Fu allora che iniziò a incidere dischi in lingua tedesca…
«Fino a oggi ne ho pubblicati 30 e a breve se ne aggiungerà un altro. Dalla metà degli anni 70 ho alternato song di Kurt Weill a canzoni scritte negli anni 30 e 40; brani musicati da Mikis Teodorakis per l’album Von tag zu tag (Di giorno in giorno, ndr), a canzoni politiche del poeta cileno Pablo Neruda e del poeta spagnolo Rafael Alberti, fino alla collaborazione con un altro grande musicista, Vangelis».

Dal punto di vista strettamente professionale, a quale città della Germania si sente più legata?

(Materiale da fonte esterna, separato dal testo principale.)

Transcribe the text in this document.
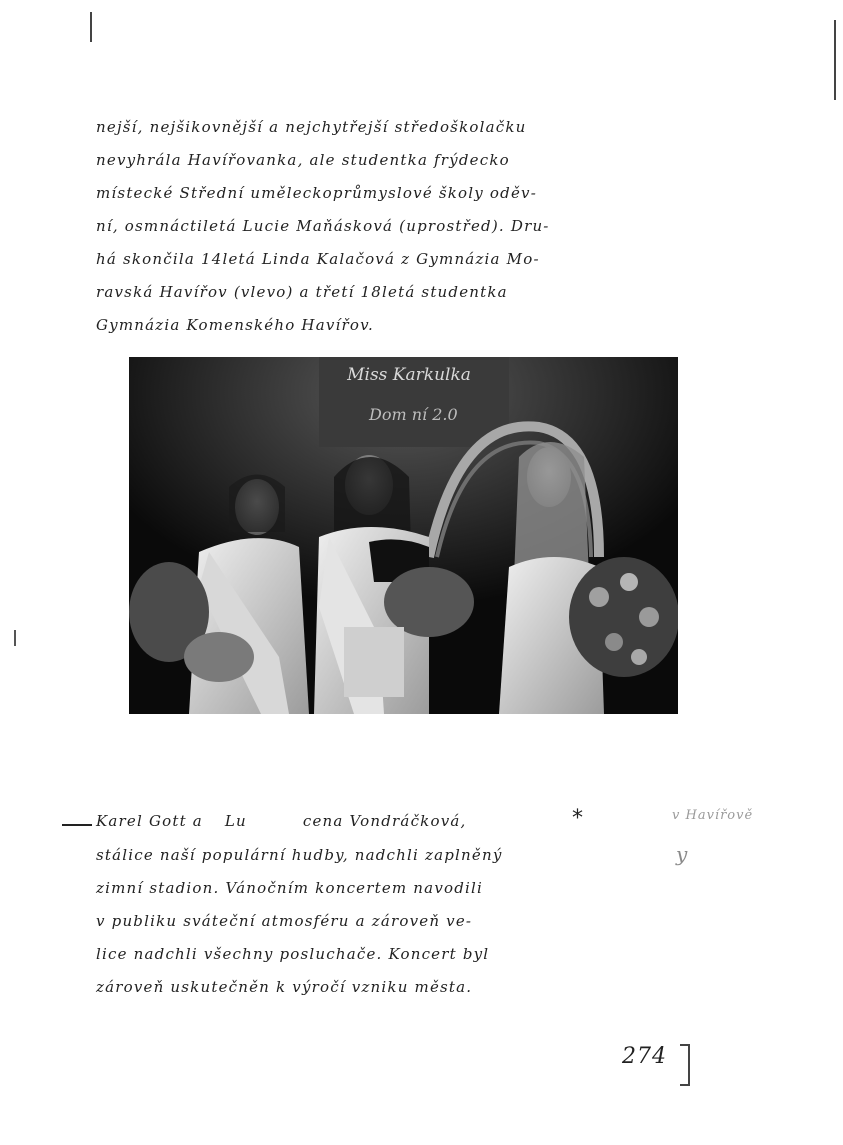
nejší, nejšikovnější a nejchytřejší středoškolačku
nevyhrála Havířovanka, ale studentka frýdecko
místecké Střední uměleckoprůmyslové školy oděv-
ní, osmnáctiletá Lucie Maňásková (uprostřed). Dru-
há skončila 14letá Linda Kalačová z Gymnázia Mo-
ravská Havířov (vlevo) a třetí 18letá studentka
Gymnázia Komenského Havířov.
Miss Karkulka
Dom ní 2.0
Karel Gott a Lu	cena Vondráčková,	*	v Havířově
y
stálice naší populární hudby, nadchli zaplněný
zimní stadion. Vánočním koncertem navodili
v publiku sváteční atmosféru a zároveň ve-
lice nadchli všechny posluchače. Koncert byl
zároveň uskutečněn k výročí vzniku města.
274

«Senz’altro a Berlino, dove ho inciso i miei primi dischi all’Hansa Studio che confinava con il Muro e ho avuto il privilegio di essere testimone di 2 grandi momenti storici: nel 1987, nell’Oswald Schumann Platz, partecipai all’anniversario della fondazione della città cantando truccata da Angelo Azzurro le canzoni che Marlene Dietrich aveva portato al successo; nel 1989 festeggiai la caduta del Muro intonando Alexanderplatz di Franco Battiato, e la mia felicità coincise con quella di milioni di persone. Berlino è da sempre sinonimo di vivacità intellettuale, politica, musicale».

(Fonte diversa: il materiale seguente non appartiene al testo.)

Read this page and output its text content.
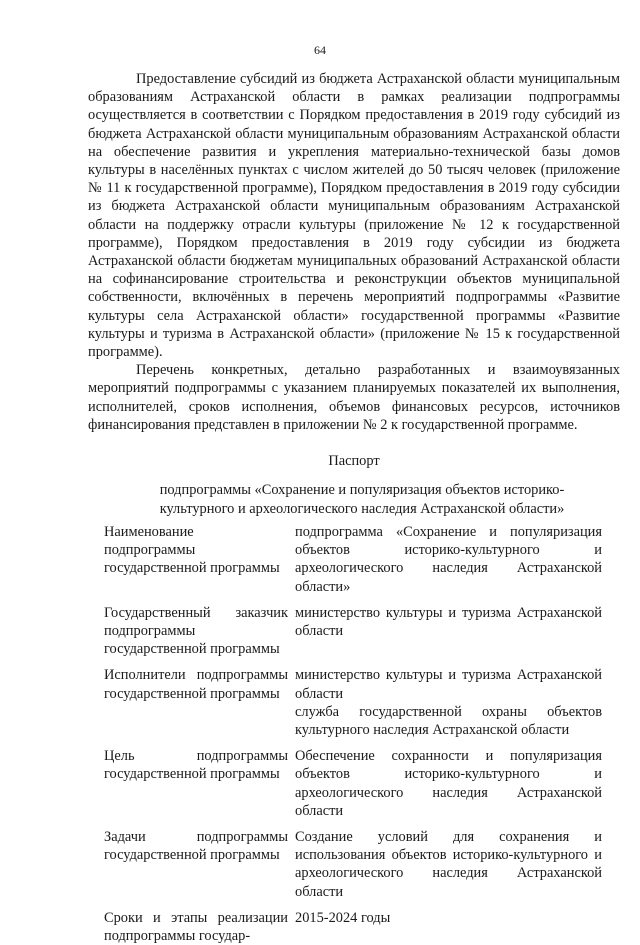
64

Предоставление субсидий из бюджета Астраханской области муниципальным образованиям Астраханской области в рамках реализации подпрограммы осуществляется в соответствии с Порядком предоставления в 2019 году субсидий из бюджета Астраханской области муниципальным образованиям Астраханской области на обеспечение развития и укрепления материально-технической базы домов культуры в населённых пунктах с числом жителей до 50 тысяч человек (приложение № 11 к государственной программе), Порядком предоставления в 2019 году субсидии из бюджета Астраханской области муниципальным образованиям Астраханской области на поддержку отрасли культуры (приложение № 12 к государственной программе), Порядком предоставления в 2019 году субсидии из бюджета Астраханской области бюджетам муниципальных образований Астраханской области на софинансирование строительства и реконструкции объектов муниципальной собственности, включённых в перечень мероприятий подпрограммы «Развитие культуры села Астраханской области» государственной программы «Развитие культуры и туризма в Астраханской области» (приложение № 15 к государственной программе).

Перечень конкретных, детально разработанных и взаимоувязанных мероприятий подпрограммы с указанием планируемых показателей их выполнения, исполнителей, сроков исполнения, объемов финансовых ресурсов, источников финансирования представлен в приложении № 2 к государственной программе.

Паспорт
подпрограммы «Сохранение и популяризация объектов историко-культурного и археологического наследия Астраханской области»
Наименование подпрограммы государственной программы

подпрограмма «Сохранение и популяризация объектов историко-культурного и археологического наследия Астраханской области»

Государственный заказчик подпрограммы государственной программы

министерство культуры и туризма Астраханской области

Исполнители подпрограммы государственной программы

министерство культуры и туризма Астраханской области

служба государственной охраны объектов культурного наследия Астраханской области

Цель подпрограммы государственной программы

Обеспечение сохранности и популяризация объектов историко-культурного и археологического наследия Астраханской области

Задачи подпрограммы государственной программы

Создание условий для сохранения и использования объектов историко-культурного и археологического наследия Астраханской области

Сроки и этапы реализации подпрограммы государ-

2015-2024 годы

E l’affetto dove la conduce?
«In particolare ad Amburgo dove ogni volta alloggio all’Atlantic, un grande albergo dal sapore “proustiano“, in una suite che si affaccia sul lago. Amo anche Monaco di Baviera: città bella da togliere il fiato, baciata dal verde che si identifica in un profondo rispetto per la natura. Ma esistono altri angoli di Germania che ritengo impareggiabili: le deliziose, piccole case di Düsseldorf al di là del fiume e certi suggestivi colpi d’occhio di Ravensburg».

Cosa le garantisce l’Europa?
«La certezza di sentirmi a mio agio, ovunque io vada, come cantante o da semplice turista. Anche nei luoghi che non mi suscitano emozioni, riesco sempre a individuare scorci destinati a rimanere impressi nella mia memoria».